Ultimately, the ACSR recommended in a May 23 report that the Investment Office offer “greater explanation, to the extent possible, of what kinds of values-based questions the Investment Office poses to potential managers.”
When the Board of Trustees convened in June, it was convinced by the merits of more accessible endowment information, and it tasked the College’s administration with developing plans to increase transparency over the summer and into the fall, according to a joint all-campus email from President of the College Maud S. Mandel and Chair of the Board of Trustees Liz Robinson ’90 on June 11. The new website provides an overview of the endowment, an outline of its governance structure, general information about the College’s investment strategies, and links to the College’s annual investment reports, which it had regularly released prior to the launch of the new site.
In an email to the Record, Chief Investment Officer Abigail Wattley ’05 wrote that the site intends to explain the Investment Office’s methodology. “Our goal with the website was to provide accessible information for the community to understand our process and results,” she wrote. “We feel we have done that.”
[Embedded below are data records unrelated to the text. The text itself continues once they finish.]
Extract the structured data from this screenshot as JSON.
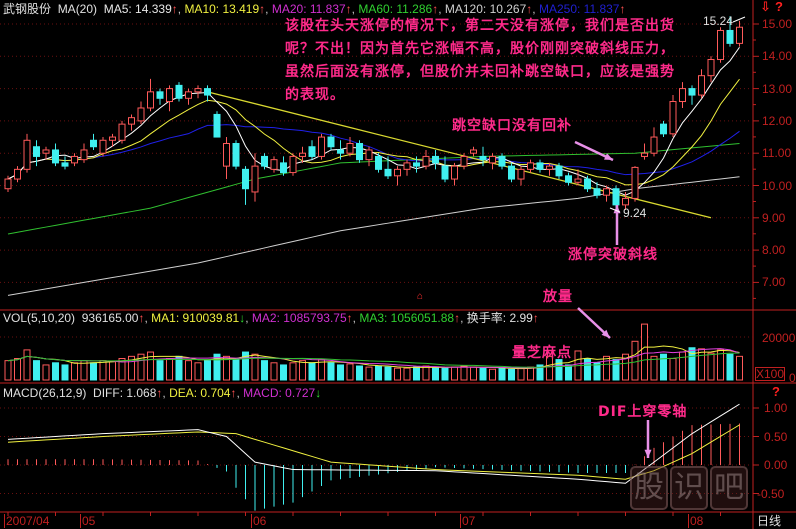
{
  "header": {
    "stock_name": "武钢股份",
    "main_indicator": "MA(20)",
    "ma5": "MA5: 14.339",
    "ma10": "MA10: 13.419",
    "ma20": "MA20: 11.837",
    "ma60": "MA60: 11.286",
    "ma120": "MA120: 10.267",
    "ma250": "MA250: 11.837",
    "vol_title": "VOL(5,10,20)",
    "vol_value": "936165.00",
    "vol_ma1": "MA1: 910039.81",
    "vol_ma2": "MA2: 1085793.75",
    "vol_ma3": "MA3: 1056051.88",
    "turnover": "换手率: 2.99",
    "macd_title": "MACD(26,12,9)",
    "diff": "DIFF: 1.068",
    "dea": "DEA: 0.704",
    "macd": "MACD: 0.727",
    "up_arrow": "↑",
    "down_arrow": "↓",
    "comma": ","
  },
  "colors": {
    "up": "#ff5a5a",
    "down": "#40f0f0",
    "ma5": "#ffffff",
    "ma10": "#f0f040",
    "ma20": "#2020e8",
    "ma60": "#30c030",
    "ma120": "#d0d0d0",
    "trendline": "#d8d830",
    "annotation": "#ff2a8a",
    "arrow": "#e890e8",
    "axis": "#c02020",
    "vol_ma1": "#f0f040",
    "vol_ma2": "#e040e0",
    "vol_ma3": "#30c030"
  },
  "annotations": {
    "para": [
      "该股在头天涨停的情况下，第二天没有涨停，我们是否出货",
      "呢？不出！因为首先它涨幅不高，股价刚刚突破斜线压力，",
      "虽然后面没有涨停，但股价并未回补跳空缺口，应该是强势",
      "的表现。"
    ],
    "gap": "跳空缺口没有回补",
    "breakout": "涨停突破斜线",
    "volume_up": "放量",
    "volume_low": "量芝麻点",
    "dif_cross": "DIF上穿零轴",
    "high_label": "15.24",
    "low_label": "9.24"
  },
  "right_axis": {
    "price_ticks": [
      "15.00",
      "14.00",
      "13.00",
      "12.00",
      "11.00",
      "10.00",
      "9.00",
      "8.00",
      "7.00"
    ],
    "vol_tick": "20000",
    "vol_unit": "X100",
    "vol_zero": "0",
    "macd_ticks": [
      "1.00",
      "0.50",
      "0.00",
      "-0.50"
    ],
    "period": "日线",
    "icons": [
      "download-arrow-icon",
      "help-icon"
    ]
  },
  "watermark": [
    "股",
    "识",
    "吧"
  ],
  "chart_data": {
    "type": "candlestick",
    "price_ylim": [
      6.5,
      15.6
    ],
    "price_ticks": [
      7,
      8,
      9,
      10,
      11,
      12,
      13,
      14,
      15
    ],
    "date_ticks": [
      {
        "label": "2007/04",
        "index": 0
      },
      {
        "label": "05",
        "index": 8
      },
      {
        "label": "06",
        "index": 26
      },
      {
        "label": "07",
        "index": 48
      },
      {
        "label": "08",
        "index": 72
      }
    ],
    "candles": [
      [
        9.9,
        10.3,
        9.8,
        10.2
      ],
      [
        10.2,
        10.6,
        10.1,
        10.5
      ],
      [
        10.5,
        11.6,
        10.4,
        11.4
      ],
      [
        11.2,
        11.4,
        10.6,
        10.9
      ],
      [
        11.0,
        11.2,
        10.8,
        11.1
      ],
      [
        11.1,
        11.3,
        10.6,
        10.7
      ],
      [
        10.7,
        10.9,
        10.5,
        10.6
      ],
      [
        10.7,
        11.0,
        10.6,
        10.9
      ],
      [
        10.8,
        11.3,
        10.7,
        11.1
      ],
      [
        11.4,
        11.6,
        11.1,
        11.2
      ],
      [
        11.0,
        11.5,
        10.9,
        11.4
      ],
      [
        11.4,
        11.6,
        11.2,
        11.5
      ],
      [
        11.4,
        12.0,
        11.3,
        11.9
      ],
      [
        11.9,
        12.2,
        11.7,
        12.1
      ],
      [
        12.0,
        12.6,
        11.9,
        12.4
      ],
      [
        12.4,
        13.3,
        12.3,
        12.9
      ],
      [
        12.9,
        13.0,
        12.5,
        12.7
      ],
      [
        12.6,
        13.1,
        12.3,
        13.0
      ],
      [
        13.1,
        13.2,
        12.6,
        12.7
      ],
      [
        12.7,
        13.0,
        12.5,
        12.9
      ],
      [
        12.9,
        13.1,
        12.7,
        13.0
      ],
      [
        13.0,
        13.1,
        12.6,
        12.8
      ],
      [
        12.2,
        12.3,
        11.5,
        11.5
      ],
      [
        10.6,
        11.5,
        10.2,
        11.3
      ],
      [
        11.3,
        11.4,
        10.5,
        10.6
      ],
      [
        10.5,
        10.6,
        9.4,
        9.9
      ],
      [
        9.8,
        11.0,
        9.5,
        10.6
      ],
      [
        10.9,
        11.0,
        10.5,
        10.6
      ],
      [
        10.5,
        10.9,
        10.4,
        10.8
      ],
      [
        10.7,
        10.9,
        10.3,
        10.4
      ],
      [
        10.4,
        11.0,
        10.3,
        10.9
      ],
      [
        10.9,
        11.2,
        10.7,
        11.0
      ],
      [
        11.2,
        11.4,
        10.8,
        10.9
      ],
      [
        10.9,
        11.6,
        10.8,
        11.5
      ],
      [
        11.5,
        11.6,
        11.1,
        11.2
      ],
      [
        11.1,
        11.4,
        10.8,
        11.0
      ],
      [
        11.0,
        11.5,
        10.9,
        11.3
      ],
      [
        11.3,
        11.4,
        10.7,
        10.8
      ],
      [
        10.8,
        11.2,
        10.6,
        11.1
      ],
      [
        10.9,
        11.0,
        10.4,
        10.5
      ],
      [
        10.5,
        10.9,
        10.2,
        10.3
      ],
      [
        10.3,
        10.6,
        10.0,
        10.5
      ],
      [
        10.5,
        10.8,
        10.3,
        10.7
      ],
      [
        10.7,
        10.9,
        10.4,
        10.6
      ],
      [
        10.6,
        11.1,
        10.5,
        10.9
      ],
      [
        10.9,
        11.1,
        10.5,
        10.7
      ],
      [
        10.6,
        10.9,
        10.1,
        10.2
      ],
      [
        10.2,
        10.7,
        10.0,
        10.6
      ],
      [
        10.6,
        11.0,
        10.5,
        10.9
      ],
      [
        11.0,
        11.2,
        10.9,
        11.1
      ],
      [
        10.9,
        11.2,
        10.6,
        10.8
      ],
      [
        10.7,
        11.0,
        10.5,
        10.9
      ],
      [
        10.9,
        11.0,
        10.5,
        10.6
      ],
      [
        10.6,
        10.7,
        10.1,
        10.2
      ],
      [
        10.2,
        10.6,
        10.0,
        10.5
      ],
      [
        10.5,
        10.8,
        10.4,
        10.7
      ],
      [
        10.7,
        10.8,
        10.4,
        10.5
      ],
      [
        10.5,
        10.7,
        10.3,
        10.6
      ],
      [
        10.6,
        10.7,
        10.2,
        10.3
      ],
      [
        10.3,
        10.4,
        10.0,
        10.1
      ],
      [
        10.1,
        10.5,
        10.0,
        10.2
      ],
      [
        10.2,
        10.3,
        9.8,
        9.9
      ],
      [
        9.9,
        10.1,
        9.6,
        9.7
      ],
      [
        9.7,
        10.0,
        9.5,
        9.9
      ],
      [
        9.9,
        10.0,
        9.3,
        9.4
      ],
      [
        9.4,
        9.8,
        9.24,
        9.6
      ],
      [
        9.6,
        10.6,
        9.5,
        10.56
      ],
      [
        10.9,
        11.3,
        10.8,
        11.0
      ],
      [
        11.0,
        11.8,
        10.9,
        11.5
      ],
      [
        11.9,
        12.0,
        11.5,
        11.6
      ],
      [
        11.6,
        12.8,
        11.5,
        12.6
      ],
      [
        12.6,
        13.2,
        12.4,
        13.0
      ],
      [
        13.0,
        13.1,
        12.5,
        12.8
      ],
      [
        12.8,
        13.6,
        12.7,
        13.4
      ],
      [
        13.4,
        14.0,
        13.2,
        13.9
      ],
      [
        13.9,
        14.9,
        13.8,
        14.8
      ],
      [
        14.8,
        15.24,
        14.3,
        14.4
      ],
      [
        14.4,
        15.1,
        14.3,
        14.9
      ]
    ],
    "ma60_points": [
      [
        0,
        8.5
      ],
      [
        15,
        9.3
      ],
      [
        26,
        10.2
      ],
      [
        35,
        10.7
      ],
      [
        50,
        10.9
      ],
      [
        66,
        11.0
      ],
      [
        77,
        11.3
      ]
    ],
    "ma120_points": [
      [
        0,
        6.6
      ],
      [
        20,
        7.6
      ],
      [
        35,
        8.6
      ],
      [
        50,
        9.3
      ],
      [
        60,
        9.6
      ],
      [
        66,
        9.9
      ],
      [
        77,
        10.27
      ]
    ],
    "trendline": [
      [
        21,
        12.9
      ],
      [
        74,
        9.0
      ]
    ],
    "volume_ylim": [
      0,
      28000
    ],
    "volume": [
      9000,
      10000,
      14000,
      9000,
      7000,
      8000,
      7000,
      8000,
      9000,
      8000,
      9000,
      8500,
      10000,
      11000,
      12000,
      13000,
      9000,
      10000,
      11000,
      9000,
      8000,
      9000,
      12000,
      11000,
      10000,
      13000,
      12000,
      9000,
      8000,
      7000,
      8000,
      9000,
      8000,
      9500,
      8000,
      7000,
      7500,
      6500,
      6000,
      6500,
      6000,
      5500,
      5500,
      6000,
      6500,
      6000,
      5500,
      6000,
      6500,
      6000,
      5500,
      5000,
      5500,
      5000,
      5500,
      6000,
      7000,
      11000,
      9500,
      7000,
      13500,
      10000,
      8000,
      11000,
      9500,
      12000,
      18000,
      26000,
      11000,
      12000,
      10000,
      13000,
      15000,
      14500,
      12500,
      14000,
      12000,
      11000
    ],
    "macd_ylim": [
      -0.8,
      1.25
    ],
    "diff_points": [
      [
        0,
        0.45
      ],
      [
        10,
        0.55
      ],
      [
        20,
        0.62
      ],
      [
        23,
        0.5
      ],
      [
        26,
        0.05
      ],
      [
        30,
        -0.08
      ],
      [
        45,
        -0.1
      ],
      [
        60,
        -0.25
      ],
      [
        65,
        -0.32
      ],
      [
        68,
        0.05
      ],
      [
        72,
        0.55
      ],
      [
        77,
        1.068
      ]
    ],
    "dea_points": [
      [
        0,
        0.4
      ],
      [
        10,
        0.5
      ],
      [
        20,
        0.58
      ],
      [
        24,
        0.55
      ],
      [
        28,
        0.35
      ],
      [
        34,
        0.05
      ],
      [
        45,
        -0.08
      ],
      [
        60,
        -0.18
      ],
      [
        65,
        -0.25
      ],
      [
        68,
        -0.1
      ],
      [
        72,
        0.2
      ],
      [
        77,
        0.704
      ]
    ]
  }
}
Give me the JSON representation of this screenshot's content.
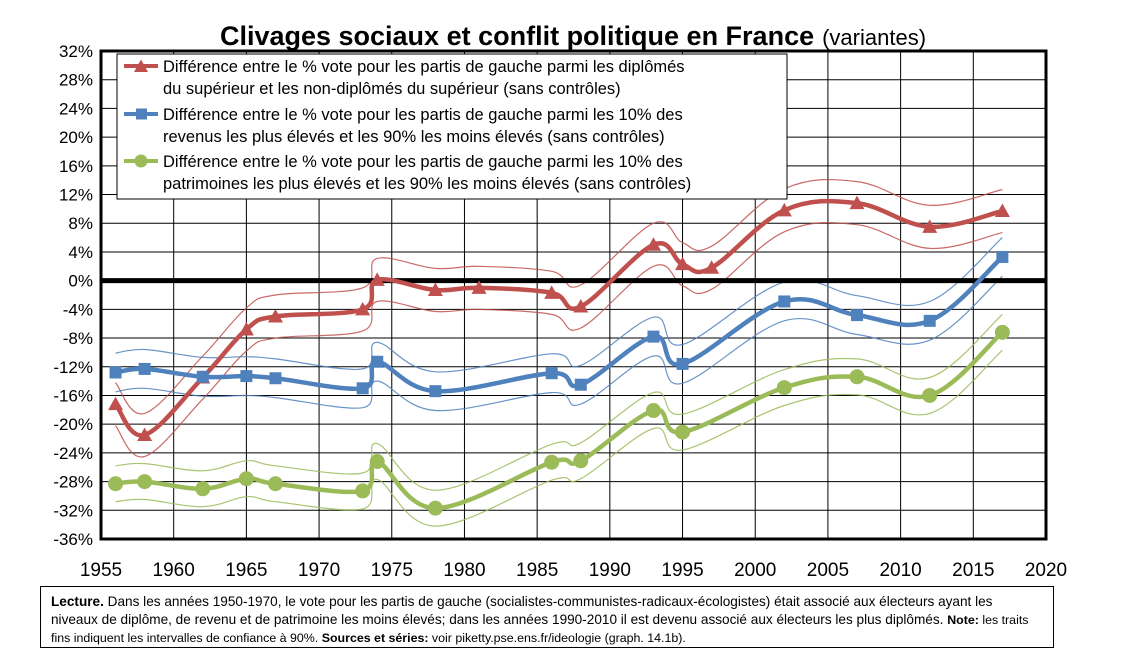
{
  "chart_data": {
    "type": "line",
    "title": "Clivages sociaux et conflit politique en France",
    "subtitle": "(variantes)",
    "xlim": [
      1955,
      2020
    ],
    "ylim": [
      -36,
      32
    ],
    "x_ticks": [
      1955,
      1960,
      1965,
      1970,
      1975,
      1980,
      1985,
      1990,
      1995,
      2000,
      2005,
      2010,
      2015,
      2020
    ],
    "x_tick_labels": [
      "1955",
      "1960",
      "1965",
      "1970",
      "1975",
      "1980",
      "1985",
      "1990",
      "1995",
      "2000",
      "2005",
      "2010",
      "2015",
      "2020"
    ],
    "y_ticks": [
      -36,
      -32,
      -28,
      -24,
      -20,
      -16,
      -12,
      -8,
      -4,
      0,
      4,
      8,
      12,
      16,
      20,
      24,
      28,
      32
    ],
    "y_tick_labels": [
      "-36%",
      "-32%",
      "-28%",
      "-24%",
      "-20%",
      "-16%",
      "-12%",
      "-8%",
      "-4%",
      "0%",
      "4%",
      "8%",
      "12%",
      "16%",
      "20%",
      "24%",
      "28%",
      "32%"
    ],
    "grid": true,
    "legend_position": "top-left",
    "series": [
      {
        "name_lines": [
          "Différence entre le % vote pour les partis de gauche parmi les diplômés",
          "du supérieur et les non-diplômés du supérieur (sans contrôles)"
        ],
        "color": "#c0504d",
        "marker": "triangle",
        "x": [
          1956,
          1958,
          1962,
          1965,
          1967,
          1973,
          1974,
          1978,
          1981,
          1986,
          1988,
          1993,
          1995,
          1997,
          2002,
          2007,
          2012,
          2017
        ],
        "y": [
          -17.2,
          -21.5,
          -13.5,
          -6.8,
          -5.0,
          -4.0,
          0.1,
          -1.3,
          -1.0,
          -1.7,
          -3.6,
          5.0,
          2.3,
          1.8,
          9.8,
          10.8,
          7.5,
          9.7
        ],
        "ci_half_width": 3.0
      },
      {
        "name_lines": [
          "Différence entre le % vote pour les partis de gauche parmi les 10% des",
          "revenus les plus élevés et les 90% les moins élevés (sans contrôles)"
        ],
        "color": "#4f81bd",
        "marker": "square",
        "x": [
          1956,
          1958,
          1962,
          1965,
          1967,
          1973,
          1974,
          1978,
          1986,
          1988,
          1993,
          1995,
          2002,
          2007,
          2012,
          2017
        ],
        "y": [
          -12.8,
          -12.3,
          -13.4,
          -13.3,
          -13.6,
          -15.0,
          -11.3,
          -15.4,
          -12.9,
          -14.5,
          -7.8,
          -11.6,
          -2.9,
          -4.8,
          -5.6,
          3.3
        ],
        "ci_half_width": 2.7
      },
      {
        "name_lines": [
          "Différence entre le % vote pour les partis de gauche parmi les 10% des",
          "patrimoines les plus élevés et les 90% les moins élevés (sans contrôles)"
        ],
        "color": "#9bbb59",
        "marker": "circle",
        "x": [
          1956,
          1958,
          1962,
          1965,
          1967,
          1973,
          1974,
          1978,
          1986,
          1988,
          1993,
          1995,
          2002,
          2007,
          2012,
          2017
        ],
        "y": [
          -28.3,
          -28.0,
          -29.0,
          -27.6,
          -28.3,
          -29.3,
          -25.2,
          -31.7,
          -25.3,
          -25.1,
          -18.1,
          -21.1,
          -14.9,
          -13.4,
          -16.0,
          -7.2
        ],
        "ci_half_width": 2.5
      }
    ]
  },
  "lecture": {
    "label": "Lecture.",
    "text": " Dans les années 1950-1970, le vote pour les partis de gauche (socialistes-communistes-radicaux-écologistes) était associé aux électeurs ayant les niveaux de diplôme, de revenu et de patrimoine les moins élevés; dans les années 1990-2010 il est devenu associé aux électeurs les plus diplômés.",
    "note_label": "Note:",
    "note_text": " les traits fins indiquent les intervalles de confiance à 90%.",
    "sources_label": "Sources et séries:",
    "sources_text": " voir piketty.pse.ens.fr/ideologie (graph. 14.1b)."
  }
}
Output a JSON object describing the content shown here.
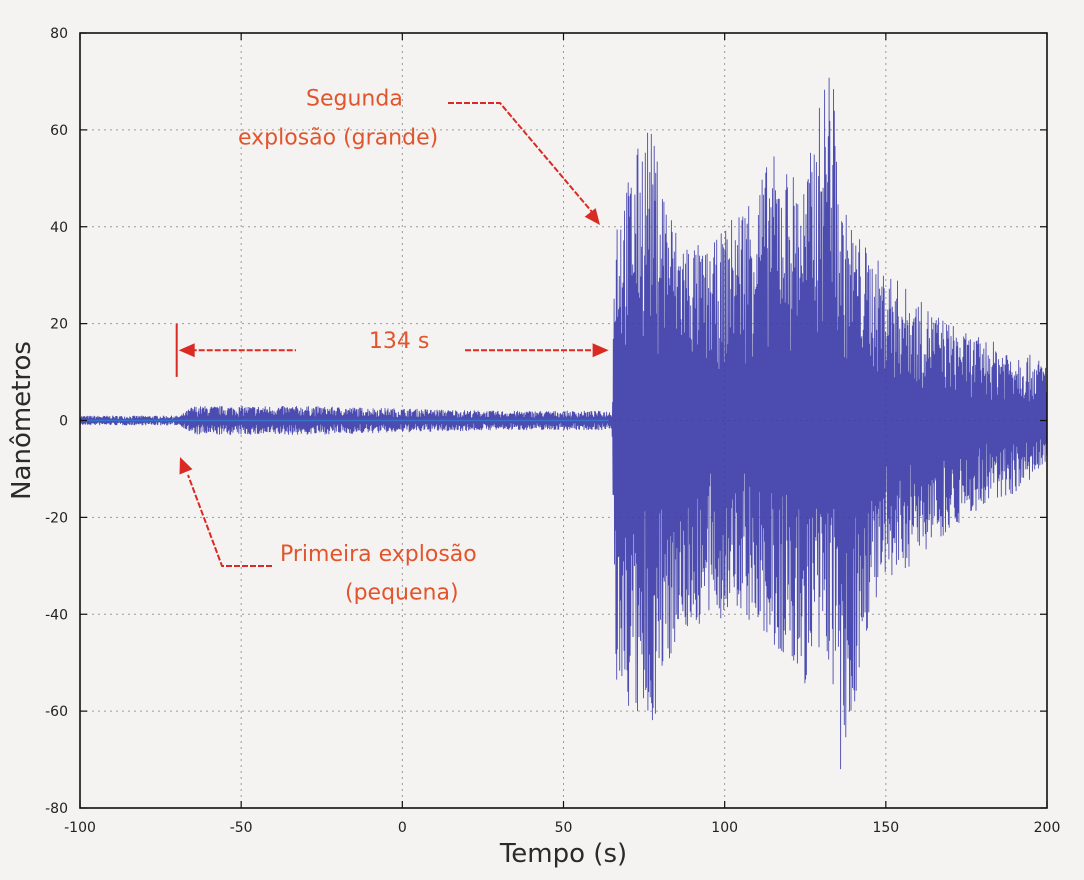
{
  "chart_data": {
    "type": "line",
    "title": "",
    "xlabel": "Tempo (s)",
    "ylabel": "Nanômetros",
    "xlim": [
      -100,
      200
    ],
    "ylim": [
      -80,
      80
    ],
    "xticks": [
      -100,
      -50,
      0,
      50,
      100,
      150,
      200
    ],
    "yticks": [
      -80,
      -60,
      -40,
      -20,
      0,
      20,
      40,
      60,
      80
    ],
    "grid": true,
    "series": [
      {
        "color": "#3a3aa8",
        "envelope_note_x": [
          -100,
          -69,
          -65,
          -30,
          0,
          30,
          65,
          66,
          70,
          76,
          85,
          95,
          105,
          115,
          125,
          133,
          136,
          145,
          160,
          175,
          190,
          200
        ],
        "x": [
          -100,
          -69,
          -65,
          -30,
          0,
          30,
          65,
          66,
          70,
          76,
          85,
          95,
          105,
          115,
          125,
          133,
          136,
          145,
          160,
          175,
          190,
          200
        ],
        "upper": [
          1,
          1,
          3,
          3,
          2.5,
          2,
          2,
          45,
          50,
          63,
          40,
          35,
          45,
          55,
          50,
          78,
          45,
          35,
          25,
          18,
          15,
          12
        ],
        "lower": [
          -1,
          -1,
          -3,
          -3,
          -2.5,
          -2,
          -2,
          -55,
          -60,
          -67,
          -45,
          -42,
          -40,
          -48,
          -55,
          -50,
          -78,
          -40,
          -28,
          -20,
          -15,
          -10
        ]
      }
    ],
    "annotations": [
      {
        "text": "Segunda",
        "x": 10,
        "y": 65
      },
      {
        "text": "explosão (grande)",
        "x": 10,
        "y": 57
      },
      {
        "text": "134 s",
        "x": -1,
        "y": 15
      },
      {
        "text": "Primeira explosão",
        "x": 0,
        "y": -29
      },
      {
        "text": "(pequena)",
        "x": -10,
        "y": -37
      }
    ],
    "annotation_color": "#e2552c",
    "arrow_color": "#d92a24",
    "interval": {
      "start": -70,
      "end": 64,
      "label": "134 s"
    }
  }
}
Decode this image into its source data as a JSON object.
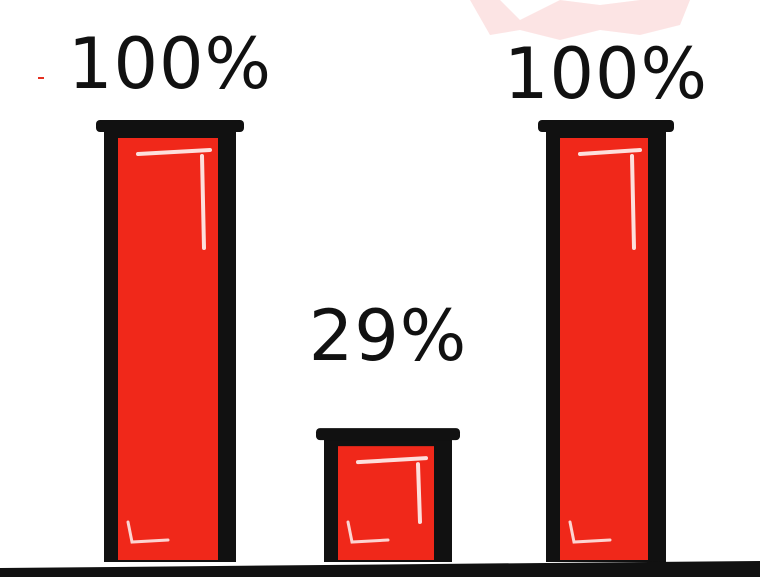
{
  "chart_data": {
    "type": "bar",
    "categories": [
      "",
      "",
      ""
    ],
    "values": [
      100,
      29,
      100
    ],
    "value_labels": [
      "100%",
      "29%",
      "100%"
    ],
    "ylim": [
      0,
      100
    ],
    "title": "",
    "xlabel": "",
    "ylabel": "",
    "grid": false,
    "legend": "none"
  },
  "colors": {
    "bar_fill": "#f0281a",
    "bar_outline": "#111111",
    "highlight": "#ffffff",
    "background": "#ffffff",
    "faint_smudge": "#fbd9d9"
  }
}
In the “Investor Responsibility” section of the site, the Investment Office explains that the current role of ESG standards when selecting fund managers — a point of contention in campus debates over the College’s endowment in the spring — is primarily informed by its risk management. “As an endowment, we are the ultimate long-term investor and as such, we must and do consider all risks that could impact the Investment Pool, including ESG factors,” the site reads.
Wattley explained that risk management specifically seeks to prevent the College from losing money on investments. “An example of that risk might be [that] environmental mismanagement may cause one of the investment manager’s portfolio companies to run afoul of regulatory compliance,” she wrote.
Wattley told the Record that the College does not have a specific list of ESG criteria for its potential fund managers, describing it instead as a holistic selection process.
“No one profile or quality is immediately disqualifying, and we don’t maintain a checklist of qualifying or disqualifying attributes,” she wrote. “We pass on many investments because, in sum, the profile isn’t consistent with what is appropriate for Williams.”
Wattley listed “reputational risk,” “an inexperienced investment team,” and “portfolio fit” as reasons why a potential fund manager might not be selected by the College’s Investment Office.
Alice Wanamaker ’25, a negotiator for Students for Justice in Palestine (SJP) — which has collaborated with J4J in organizing for divestment over the last year — said she thought the site lacks specificity about the industries in which the College’s endowment is invested.
Wanamaker acknowledged that investment offices often do not publicize details that might erode their relationship with fund managers — as the website states in its FAQ page — but she pointed to the information about environmental sustainability on the website as evidence that the College has leeway to reveal some information.
The site describes the College’s decision to phase out all investments tied to the fossil fuel industry and its impact investing program, which launched in 2015 and has committed over $50 million to “funds focused on investing in companies, technologies and projects aimed at reducing global greenhouse gas emissions.”
In addition to the new website, the Investment Office has “engaged with over 200 students through our information session, on-campus coffee chats, club presentations, breakfast meetings, and a pizza dinner,” Wattley wrote. Some of these events are part of the office’s annual summer intern recruiting process, while others — such as the “Pizza with the CIO” event — allow the community to learn about the Investment Office’s work more generally.
In her email, Wattley noted that community members are encouraged to reach out to the Investment Office to seek further information. “We welcome constructive suggestions and look forward to being in touch as we develop more opportunities in the coming year,” she wrote.